Chiles Linke verhindert Rückschritt

Martin Ling über die Ablehnung des Verfassungsentwurfs in Chile

Es ist ein bitterer Sieg der Linken, aber es ist ein Sieg: Fast 56 Prozent der Chilen*innen haben den Verfassungsentwurf des von rechts und ultrarechts dominierten Verfassungsrats abgelehnt.
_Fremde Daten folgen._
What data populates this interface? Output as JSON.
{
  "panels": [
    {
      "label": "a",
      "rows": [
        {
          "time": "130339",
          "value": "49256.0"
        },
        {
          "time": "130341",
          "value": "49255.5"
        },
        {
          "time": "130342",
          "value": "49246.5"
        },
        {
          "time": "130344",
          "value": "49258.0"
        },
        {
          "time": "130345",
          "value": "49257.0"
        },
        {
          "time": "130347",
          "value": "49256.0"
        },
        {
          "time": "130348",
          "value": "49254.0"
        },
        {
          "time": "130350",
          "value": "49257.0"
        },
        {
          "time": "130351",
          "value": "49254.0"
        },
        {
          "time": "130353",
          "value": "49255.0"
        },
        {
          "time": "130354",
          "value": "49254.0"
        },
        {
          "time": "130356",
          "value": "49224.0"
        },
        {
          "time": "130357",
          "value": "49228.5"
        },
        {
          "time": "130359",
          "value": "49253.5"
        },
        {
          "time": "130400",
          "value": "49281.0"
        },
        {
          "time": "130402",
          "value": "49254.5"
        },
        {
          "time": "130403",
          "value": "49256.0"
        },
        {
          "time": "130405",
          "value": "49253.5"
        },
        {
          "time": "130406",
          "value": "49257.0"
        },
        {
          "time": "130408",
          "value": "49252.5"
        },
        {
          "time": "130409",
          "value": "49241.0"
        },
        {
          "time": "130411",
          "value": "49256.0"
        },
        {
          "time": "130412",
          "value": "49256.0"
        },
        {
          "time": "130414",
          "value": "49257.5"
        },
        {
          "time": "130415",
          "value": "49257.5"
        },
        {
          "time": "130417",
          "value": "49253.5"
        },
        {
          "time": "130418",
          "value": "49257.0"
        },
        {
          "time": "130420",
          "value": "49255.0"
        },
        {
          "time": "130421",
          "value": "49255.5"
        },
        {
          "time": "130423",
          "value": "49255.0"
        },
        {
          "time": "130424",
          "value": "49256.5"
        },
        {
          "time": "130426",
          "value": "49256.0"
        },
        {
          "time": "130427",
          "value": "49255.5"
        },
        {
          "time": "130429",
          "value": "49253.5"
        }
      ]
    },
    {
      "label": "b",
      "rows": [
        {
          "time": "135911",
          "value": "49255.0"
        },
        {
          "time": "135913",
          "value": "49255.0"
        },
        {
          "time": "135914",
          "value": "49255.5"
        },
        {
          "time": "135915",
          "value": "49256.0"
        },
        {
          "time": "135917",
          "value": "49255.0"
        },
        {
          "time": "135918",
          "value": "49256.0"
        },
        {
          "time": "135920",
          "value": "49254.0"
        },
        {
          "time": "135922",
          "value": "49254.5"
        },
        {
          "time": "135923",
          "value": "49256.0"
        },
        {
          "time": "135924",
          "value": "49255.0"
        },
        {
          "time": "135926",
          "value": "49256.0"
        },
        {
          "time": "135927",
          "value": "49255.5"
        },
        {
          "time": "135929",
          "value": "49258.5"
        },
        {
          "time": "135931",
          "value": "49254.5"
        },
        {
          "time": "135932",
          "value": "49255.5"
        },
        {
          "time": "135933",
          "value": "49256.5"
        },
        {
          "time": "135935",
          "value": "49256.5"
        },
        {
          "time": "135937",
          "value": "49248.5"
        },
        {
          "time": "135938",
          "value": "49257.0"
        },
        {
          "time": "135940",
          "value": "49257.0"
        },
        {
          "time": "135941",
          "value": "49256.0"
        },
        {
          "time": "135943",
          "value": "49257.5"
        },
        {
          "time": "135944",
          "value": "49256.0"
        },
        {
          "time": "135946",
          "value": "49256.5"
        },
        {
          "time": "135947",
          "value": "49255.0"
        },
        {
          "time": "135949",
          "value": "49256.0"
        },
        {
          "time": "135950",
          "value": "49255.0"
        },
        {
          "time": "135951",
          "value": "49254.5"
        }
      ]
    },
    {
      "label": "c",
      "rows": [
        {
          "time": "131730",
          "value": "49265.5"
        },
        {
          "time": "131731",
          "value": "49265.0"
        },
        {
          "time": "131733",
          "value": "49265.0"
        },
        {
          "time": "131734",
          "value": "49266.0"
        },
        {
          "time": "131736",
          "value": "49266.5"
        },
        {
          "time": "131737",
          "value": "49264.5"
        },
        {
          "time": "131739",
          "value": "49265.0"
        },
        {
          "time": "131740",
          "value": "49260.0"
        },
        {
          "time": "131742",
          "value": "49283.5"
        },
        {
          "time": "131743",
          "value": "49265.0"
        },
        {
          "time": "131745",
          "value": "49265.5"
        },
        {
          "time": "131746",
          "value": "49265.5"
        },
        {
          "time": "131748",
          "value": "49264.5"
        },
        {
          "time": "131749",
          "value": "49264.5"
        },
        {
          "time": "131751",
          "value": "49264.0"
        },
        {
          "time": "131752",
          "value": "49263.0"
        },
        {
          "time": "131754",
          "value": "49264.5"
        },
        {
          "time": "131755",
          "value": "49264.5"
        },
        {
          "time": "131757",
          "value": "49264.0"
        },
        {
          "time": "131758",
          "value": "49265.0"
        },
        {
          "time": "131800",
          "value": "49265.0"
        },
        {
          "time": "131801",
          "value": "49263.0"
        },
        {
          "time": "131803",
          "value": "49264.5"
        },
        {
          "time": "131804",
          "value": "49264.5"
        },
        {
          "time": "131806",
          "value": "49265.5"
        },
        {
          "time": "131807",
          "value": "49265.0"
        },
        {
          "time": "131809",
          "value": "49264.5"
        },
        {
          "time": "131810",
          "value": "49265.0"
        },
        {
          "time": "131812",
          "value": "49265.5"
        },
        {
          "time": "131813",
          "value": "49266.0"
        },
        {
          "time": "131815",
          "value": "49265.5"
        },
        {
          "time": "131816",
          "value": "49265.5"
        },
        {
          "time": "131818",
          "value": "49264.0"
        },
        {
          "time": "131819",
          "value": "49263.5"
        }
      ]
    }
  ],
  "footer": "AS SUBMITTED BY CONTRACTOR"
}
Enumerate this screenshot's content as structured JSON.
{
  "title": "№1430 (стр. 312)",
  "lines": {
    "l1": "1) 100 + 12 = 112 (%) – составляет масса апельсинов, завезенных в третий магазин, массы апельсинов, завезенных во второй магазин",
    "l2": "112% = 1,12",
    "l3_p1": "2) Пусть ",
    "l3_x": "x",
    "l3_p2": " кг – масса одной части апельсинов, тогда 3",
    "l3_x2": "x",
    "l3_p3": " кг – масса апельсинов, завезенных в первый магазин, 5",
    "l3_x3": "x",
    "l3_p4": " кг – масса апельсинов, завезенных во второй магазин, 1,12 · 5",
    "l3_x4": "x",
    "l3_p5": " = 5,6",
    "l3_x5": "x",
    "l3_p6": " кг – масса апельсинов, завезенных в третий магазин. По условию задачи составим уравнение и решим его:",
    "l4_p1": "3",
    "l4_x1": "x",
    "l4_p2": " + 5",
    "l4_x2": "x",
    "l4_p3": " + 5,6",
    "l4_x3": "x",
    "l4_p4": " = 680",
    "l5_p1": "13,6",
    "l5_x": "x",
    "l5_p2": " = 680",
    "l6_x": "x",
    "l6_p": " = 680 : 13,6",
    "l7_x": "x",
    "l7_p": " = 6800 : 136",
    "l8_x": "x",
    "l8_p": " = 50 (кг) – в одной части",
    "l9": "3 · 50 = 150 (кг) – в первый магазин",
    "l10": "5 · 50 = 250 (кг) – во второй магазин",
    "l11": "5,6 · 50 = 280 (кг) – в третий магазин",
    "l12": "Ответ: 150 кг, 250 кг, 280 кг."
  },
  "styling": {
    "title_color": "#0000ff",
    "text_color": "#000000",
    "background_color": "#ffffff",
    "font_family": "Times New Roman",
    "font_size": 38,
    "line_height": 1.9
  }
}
Dieser Entwurf ist sogar noch ein Rückschritt gegenüber der Verfassung von 1980 aus der Pinochet-Diktatur, weil er in den vergangenen Jahren nachträglich vorgenommene Korrekturen, beispielsweise eine relative Liberalisierung der Abtreibungsregelung, wieder infrage gestellt und das neoliberale Modell im Bildungs-, Gesundheits- und Rentensystem sogar weiter vertieft hätte. Der Entwurf trug die Handschrift des ultrarechten Präsidentschaftskandidaten José Antonio Kast.

Der Sieg ist bitter, weil die Pinochet-Verfassung bis auf Weiteres in Kraft bleibt und weil die Linke mit ihrem eigenen progressiven Verfassungsentwurf im September 2022 selbst krachend im Plebiszit gescheitert war. Es ist nicht absehbar, wann die Linke ähnlich wie nach der Rebellion 2019 wieder Kraft zu einem neuen Anlauf für eine progressive Verfassung findet. Dann bedarf es einer besseren und stärkeren politischen Kommunikation als beim ersten Versuch.